EXTRACT_DATE="2012-09-30"
UNINUM="0722146"
EXTRACT_DATE="2012-09-30"
UNINUM="0722502"
EXTRACT_DATE="2012-09-30"
UNINUM="0722643"
EXTRACT_DATE="2012-09-30"

I want to capture the UNINUM & EXTRACT_DATE in the following pattern so that i can go in a loop and assign them to variables to put much information in log files.

0722075 2012-09-30
0722146 2012-09-30
0722502 2012-09-30
0722643 2012-09-30

please help.

Thank you.

awk '
        {
                for ( i = 1; i <= NF; i++ )
                {
                        if ( $i ~ /^UNINUM/ )
                        {
                                u = $i
                                gsub ( /.*="|"$/, X, u )
                        }
                        if ( $i ~ /^EXTRACT_DATE/ )
                        {
                                e = $i
                                gsub ( /.*="|"$/, X, e )
                                print u, e
                        }
                }
        }
' file
1 Like

That was really quick. Many thanks
One last question though i should have asked it earlier.
"i" does it represent the line or line counter, bit confused as you were again using to assign the value to variables u,e

i represents each field in your record separated by blank space (by default).

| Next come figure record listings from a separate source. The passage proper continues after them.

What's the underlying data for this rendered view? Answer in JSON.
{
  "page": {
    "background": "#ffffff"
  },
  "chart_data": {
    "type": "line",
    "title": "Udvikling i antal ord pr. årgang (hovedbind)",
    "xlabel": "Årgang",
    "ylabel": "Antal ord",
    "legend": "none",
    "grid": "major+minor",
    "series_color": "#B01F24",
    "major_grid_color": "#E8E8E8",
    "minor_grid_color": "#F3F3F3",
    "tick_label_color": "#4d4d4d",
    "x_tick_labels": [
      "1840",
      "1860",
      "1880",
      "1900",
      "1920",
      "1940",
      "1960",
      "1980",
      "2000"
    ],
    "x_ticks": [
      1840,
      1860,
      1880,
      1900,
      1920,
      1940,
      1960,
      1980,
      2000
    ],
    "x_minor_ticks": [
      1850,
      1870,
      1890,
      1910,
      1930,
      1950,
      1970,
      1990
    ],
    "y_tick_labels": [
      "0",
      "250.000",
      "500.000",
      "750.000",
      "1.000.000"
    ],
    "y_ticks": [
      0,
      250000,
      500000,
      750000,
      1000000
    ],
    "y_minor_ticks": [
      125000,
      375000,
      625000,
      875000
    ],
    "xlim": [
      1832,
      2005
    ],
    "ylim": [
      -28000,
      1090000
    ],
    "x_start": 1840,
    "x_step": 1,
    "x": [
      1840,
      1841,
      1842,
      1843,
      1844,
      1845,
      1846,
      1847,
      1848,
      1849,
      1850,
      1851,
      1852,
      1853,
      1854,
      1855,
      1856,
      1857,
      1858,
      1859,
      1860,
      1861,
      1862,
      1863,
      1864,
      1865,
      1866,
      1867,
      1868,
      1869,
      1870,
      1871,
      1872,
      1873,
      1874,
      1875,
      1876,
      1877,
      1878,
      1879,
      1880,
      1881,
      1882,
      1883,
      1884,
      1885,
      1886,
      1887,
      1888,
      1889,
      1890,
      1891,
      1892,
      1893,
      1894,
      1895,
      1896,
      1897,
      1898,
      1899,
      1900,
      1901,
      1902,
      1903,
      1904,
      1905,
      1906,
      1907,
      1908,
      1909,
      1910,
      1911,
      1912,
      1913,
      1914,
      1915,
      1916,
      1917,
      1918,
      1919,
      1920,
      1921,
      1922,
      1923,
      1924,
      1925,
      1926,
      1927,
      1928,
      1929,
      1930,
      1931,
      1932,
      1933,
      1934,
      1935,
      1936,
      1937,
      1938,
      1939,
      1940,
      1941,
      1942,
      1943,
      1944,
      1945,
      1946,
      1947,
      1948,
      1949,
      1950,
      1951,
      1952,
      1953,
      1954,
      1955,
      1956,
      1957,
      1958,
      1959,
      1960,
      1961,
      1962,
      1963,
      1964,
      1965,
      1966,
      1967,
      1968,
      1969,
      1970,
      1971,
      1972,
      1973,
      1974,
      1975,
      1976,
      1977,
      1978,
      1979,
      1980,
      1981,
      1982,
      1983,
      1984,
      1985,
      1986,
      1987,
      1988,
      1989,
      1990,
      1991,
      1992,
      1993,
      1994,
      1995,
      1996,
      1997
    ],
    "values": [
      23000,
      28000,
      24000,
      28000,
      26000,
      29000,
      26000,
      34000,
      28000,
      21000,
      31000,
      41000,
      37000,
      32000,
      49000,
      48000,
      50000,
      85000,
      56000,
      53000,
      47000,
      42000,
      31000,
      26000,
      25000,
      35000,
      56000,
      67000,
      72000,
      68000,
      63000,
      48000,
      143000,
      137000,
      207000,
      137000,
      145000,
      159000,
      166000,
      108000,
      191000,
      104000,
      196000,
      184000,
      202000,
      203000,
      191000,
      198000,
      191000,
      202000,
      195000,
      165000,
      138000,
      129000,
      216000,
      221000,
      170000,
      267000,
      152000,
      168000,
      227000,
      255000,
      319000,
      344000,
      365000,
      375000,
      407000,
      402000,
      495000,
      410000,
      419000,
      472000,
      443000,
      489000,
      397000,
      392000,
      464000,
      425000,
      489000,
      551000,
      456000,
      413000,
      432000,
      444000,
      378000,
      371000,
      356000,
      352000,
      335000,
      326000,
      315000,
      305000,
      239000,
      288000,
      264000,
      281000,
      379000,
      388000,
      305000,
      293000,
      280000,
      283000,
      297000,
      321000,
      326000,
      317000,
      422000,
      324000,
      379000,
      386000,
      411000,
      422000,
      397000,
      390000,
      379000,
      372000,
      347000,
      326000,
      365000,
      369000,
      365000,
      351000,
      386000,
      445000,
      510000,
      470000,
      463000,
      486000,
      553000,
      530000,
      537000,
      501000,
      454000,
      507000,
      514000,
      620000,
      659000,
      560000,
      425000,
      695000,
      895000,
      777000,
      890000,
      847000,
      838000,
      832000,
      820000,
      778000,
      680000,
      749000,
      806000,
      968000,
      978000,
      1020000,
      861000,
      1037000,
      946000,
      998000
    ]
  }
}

NF represents the number of fields or the last field, using for loop you are going through each field (incrementing i) until last field (NF) is reached.

1 Like

I got struck assigning the u,e to shell variables, how do i do that. Thank you.

One way is to pipe the output of this awk program to a while loop, read them and assign to shell variable.

Or you can rewrite the whole program in bash instead of awk.